Technical Specifications

Specification SNB TXT
MIME type application/x-snb text/plain
Extension .snb
Origin Shanda Bambook (China)
Common encodings UTF-8, UTF-16, ASCII, ISO-8859-1, Windows-1252
Line endings LF (Unix), CRLF (Windows), CR (classic Mac)
Max file size Limited only by filesystem (no format-level limit)
Structure None — flat sequence of characters

Typical File Sizes

SNB

  • Chinese novel 500 KB - 3 MB

TXT

  • Short note < 1 KB
  • README file 2–20 KB
  • Full novel (~90,000 words) 500 KB – 1 MB
  • Server log file (daily) 10 MB – 1 GB

Ready to convert?

Convert between SNB and TXT online, free, and without installing anything. Encrypted upload, automatic deletion after 2 hours.

Frequently Asked Questions

SNB (S-Note eBook) is an ebook format designed for reading long-form text on dedicated e-readers, tablets, and ebook apps. It is part of the ebooks family and typically supports reflowable text, embedded images, chapter navigation, cover art, and metadata (title, author, ISBN) in a portable package.

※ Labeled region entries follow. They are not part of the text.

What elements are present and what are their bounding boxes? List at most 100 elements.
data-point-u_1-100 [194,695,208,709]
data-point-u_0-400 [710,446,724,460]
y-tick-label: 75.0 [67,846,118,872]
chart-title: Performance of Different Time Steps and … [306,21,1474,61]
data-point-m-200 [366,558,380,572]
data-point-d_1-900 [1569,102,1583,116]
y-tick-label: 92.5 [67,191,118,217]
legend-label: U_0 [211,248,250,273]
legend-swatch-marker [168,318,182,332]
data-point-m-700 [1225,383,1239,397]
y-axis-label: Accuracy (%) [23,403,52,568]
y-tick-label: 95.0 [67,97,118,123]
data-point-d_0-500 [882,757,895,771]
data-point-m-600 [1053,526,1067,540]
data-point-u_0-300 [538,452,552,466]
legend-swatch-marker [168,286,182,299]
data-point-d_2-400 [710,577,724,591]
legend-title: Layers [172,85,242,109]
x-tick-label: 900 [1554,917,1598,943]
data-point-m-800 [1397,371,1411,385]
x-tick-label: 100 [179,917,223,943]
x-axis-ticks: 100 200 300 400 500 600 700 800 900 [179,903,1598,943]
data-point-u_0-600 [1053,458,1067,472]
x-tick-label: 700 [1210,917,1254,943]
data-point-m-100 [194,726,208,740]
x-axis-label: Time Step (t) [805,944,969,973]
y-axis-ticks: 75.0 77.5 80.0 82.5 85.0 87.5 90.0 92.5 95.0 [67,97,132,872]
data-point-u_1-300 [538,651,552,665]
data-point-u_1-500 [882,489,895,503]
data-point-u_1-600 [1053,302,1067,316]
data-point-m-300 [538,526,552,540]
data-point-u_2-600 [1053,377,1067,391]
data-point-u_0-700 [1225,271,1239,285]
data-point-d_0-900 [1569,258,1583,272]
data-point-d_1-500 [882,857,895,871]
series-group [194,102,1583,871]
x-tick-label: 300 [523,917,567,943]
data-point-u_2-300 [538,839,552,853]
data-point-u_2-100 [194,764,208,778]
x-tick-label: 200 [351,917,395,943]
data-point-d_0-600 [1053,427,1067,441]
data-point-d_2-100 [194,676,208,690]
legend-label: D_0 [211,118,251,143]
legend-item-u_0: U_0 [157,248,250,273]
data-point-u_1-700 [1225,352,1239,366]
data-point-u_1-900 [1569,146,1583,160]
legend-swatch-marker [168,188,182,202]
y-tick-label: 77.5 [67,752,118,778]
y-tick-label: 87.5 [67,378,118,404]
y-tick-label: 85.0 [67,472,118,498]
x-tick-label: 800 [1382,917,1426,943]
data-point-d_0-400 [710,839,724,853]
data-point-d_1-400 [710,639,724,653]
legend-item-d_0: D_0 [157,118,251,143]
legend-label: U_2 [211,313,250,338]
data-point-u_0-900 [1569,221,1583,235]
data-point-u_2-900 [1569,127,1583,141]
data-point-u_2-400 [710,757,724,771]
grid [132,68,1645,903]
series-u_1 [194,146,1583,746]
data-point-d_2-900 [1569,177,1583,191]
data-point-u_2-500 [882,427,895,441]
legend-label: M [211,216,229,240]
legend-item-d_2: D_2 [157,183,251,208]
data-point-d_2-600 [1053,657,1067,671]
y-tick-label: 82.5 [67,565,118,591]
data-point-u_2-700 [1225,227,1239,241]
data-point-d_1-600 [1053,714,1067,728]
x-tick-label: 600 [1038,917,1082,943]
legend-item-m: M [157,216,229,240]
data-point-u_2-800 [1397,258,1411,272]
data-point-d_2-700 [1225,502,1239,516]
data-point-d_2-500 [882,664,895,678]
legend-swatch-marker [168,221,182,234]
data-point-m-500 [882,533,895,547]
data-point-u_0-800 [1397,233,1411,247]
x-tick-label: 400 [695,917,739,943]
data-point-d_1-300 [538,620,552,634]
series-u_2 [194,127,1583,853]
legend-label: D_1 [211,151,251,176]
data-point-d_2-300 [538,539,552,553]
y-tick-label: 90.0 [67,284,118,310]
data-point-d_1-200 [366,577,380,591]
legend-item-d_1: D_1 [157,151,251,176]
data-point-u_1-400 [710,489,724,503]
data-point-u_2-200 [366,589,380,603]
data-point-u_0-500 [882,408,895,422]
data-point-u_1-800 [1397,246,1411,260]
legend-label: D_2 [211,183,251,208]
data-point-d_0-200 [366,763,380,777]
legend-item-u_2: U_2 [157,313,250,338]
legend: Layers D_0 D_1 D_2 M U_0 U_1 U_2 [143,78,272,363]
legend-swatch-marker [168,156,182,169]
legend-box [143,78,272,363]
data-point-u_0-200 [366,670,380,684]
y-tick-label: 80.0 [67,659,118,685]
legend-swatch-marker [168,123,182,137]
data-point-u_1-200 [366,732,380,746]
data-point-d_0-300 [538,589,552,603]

TXT (Plain Text) is a document format used to store paginated text, with optional formatting, tables, images, hyperlinks, headers and footers. It sits in the documents & text family and is typically associated with a specific office suite or publishing pipeline that defined the format and ships the canonical reader.

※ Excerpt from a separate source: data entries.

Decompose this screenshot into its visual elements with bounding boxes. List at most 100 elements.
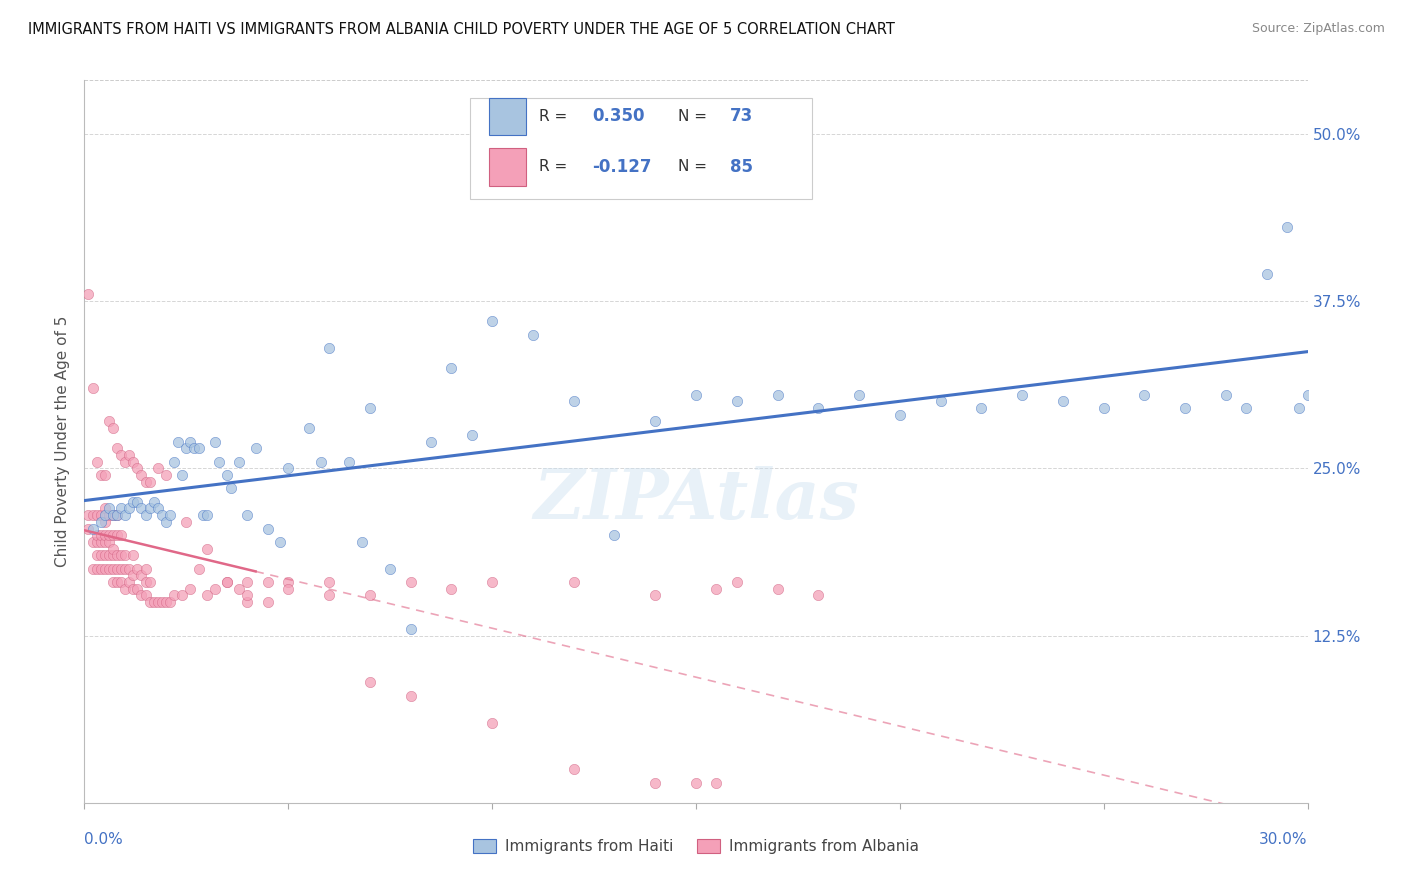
Point [93, 501, 115, 516]
Text: R =: R = [540, 109, 572, 124]
Point [159, 595, 181, 609]
Point [889, 408, 911, 422]
Point [217, 467, 239, 482]
Point [101, 421, 124, 435]
Point [481, 575, 503, 590]
Point [217, 575, 239, 590]
Point [110, 528, 132, 542]
Text: R =: R = [540, 160, 572, 175]
Point [187, 562, 209, 576]
Point [236, 589, 259, 603]
Point [131, 589, 153, 603]
Point [138, 501, 160, 516]
Point [105, 508, 128, 523]
Point [135, 562, 157, 576]
Point [77, 508, 100, 523]
Point [150, 595, 173, 609]
Point [138, 575, 160, 590]
Point [277, 582, 299, 596]
Point [110, 548, 132, 563]
Point [217, 575, 239, 590]
Point [174, 515, 197, 529]
Point [1277, 220, 1299, 235]
Point [179, 582, 201, 596]
Point [105, 508, 128, 523]
Point [174, 442, 197, 455]
Text: Source: ZipAtlas.com: Source: ZipAtlas.com [1251, 22, 1385, 36]
Point [277, 461, 299, 475]
Point [150, 508, 173, 523]
Point [127, 562, 149, 576]
Text: 85: 85 [730, 158, 754, 176]
Point [204, 434, 226, 449]
Point [399, 575, 422, 590]
Point [562, 394, 585, 409]
Point [706, 776, 728, 790]
Point [644, 414, 666, 429]
Point [93, 508, 115, 523]
Point [101, 562, 124, 576]
Point [86, 548, 108, 563]
Point [122, 568, 145, 582]
Point [461, 427, 484, 442]
Point [146, 501, 169, 516]
Point [380, 562, 402, 576]
Point [208, 455, 231, 469]
Point [685, 776, 707, 790]
Point [93, 548, 115, 563]
Point [93, 528, 115, 542]
Point [562, 762, 585, 776]
Point [1174, 401, 1197, 416]
Point [562, 575, 585, 590]
Point [236, 595, 259, 609]
Point [90, 562, 112, 576]
Text: -0.127: -0.127 [592, 158, 651, 176]
Point [685, 387, 707, 401]
Point [86, 562, 108, 576]
Point [135, 475, 157, 489]
Point [195, 541, 218, 556]
Point [131, 467, 153, 482]
Point [82, 562, 104, 576]
Point [97, 528, 120, 542]
Point [1236, 401, 1258, 416]
Point [159, 508, 181, 523]
Point [101, 508, 124, 523]
Point [82, 521, 104, 535]
FancyBboxPatch shape [489, 148, 526, 186]
Point [298, 421, 321, 435]
Text: N =: N = [678, 160, 711, 175]
Point [318, 589, 340, 603]
Point [90, 528, 112, 542]
Point [118, 575, 141, 590]
Point [127, 494, 149, 508]
Point [204, 582, 226, 596]
Point [138, 475, 160, 489]
Point [522, 327, 544, 342]
Point [191, 508, 214, 523]
Point [766, 582, 789, 596]
Point [135, 575, 157, 590]
Point [110, 575, 132, 590]
Point [1256, 268, 1278, 282]
Point [236, 575, 259, 590]
Point [179, 434, 201, 449]
Point [110, 562, 132, 576]
Point [90, 534, 112, 549]
Point [97, 414, 120, 429]
Point [90, 508, 112, 523]
Point [110, 501, 132, 516]
Point [167, 434, 190, 449]
Point [155, 595, 177, 609]
Point [93, 534, 115, 549]
Point [101, 508, 124, 523]
Point [228, 455, 250, 469]
FancyBboxPatch shape [470, 98, 813, 200]
Point [1215, 387, 1237, 401]
Point [105, 442, 128, 455]
Text: ZIPAtlas: ZIPAtlas [533, 466, 859, 533]
Point [1011, 387, 1033, 401]
Point [183, 442, 205, 455]
Point [101, 528, 124, 542]
Point [97, 534, 120, 549]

Dedicated e-readers — Kindle, Kobo, Nook, Pocketbook — support the most common ebook formats. On phones, Apple Books, Google Play Books, Moon+ Reader and KOReader all handle SNB. For desktop reading, Calibre is the universal ebook viewer and library manager. Convert to EPUB or PDF for maximum compatibility.

Modern office suites — Microsoft Word, Google Docs, LibreOffice Writer, Apple Pages — open most TXT files with reasonable fidelity. If your installed software does not support TXT, convert to DOCX or PDF first using KaijuConverter; both open in virtually every reader, including free online viewers.

Upload your SNB to KaijuConverter and pick EPUB, MOBI, PDF, AZW3, or similar targets. Our Calibre-powered pipeline preserves chapter structure, embedded images, cover art, and metadata. Conversion takes seconds for typical novels; long technical books with many images may take a little longer.

EPUB is the open ebook standard — it plays on every e-reader except older Kindles and in every major ebook app. PDF is better for fixed-layout content (textbooks, coffee-table books) and printing. Pick EPUB when the ebook is reflowable text, PDF when the layout matters more than the reading experience.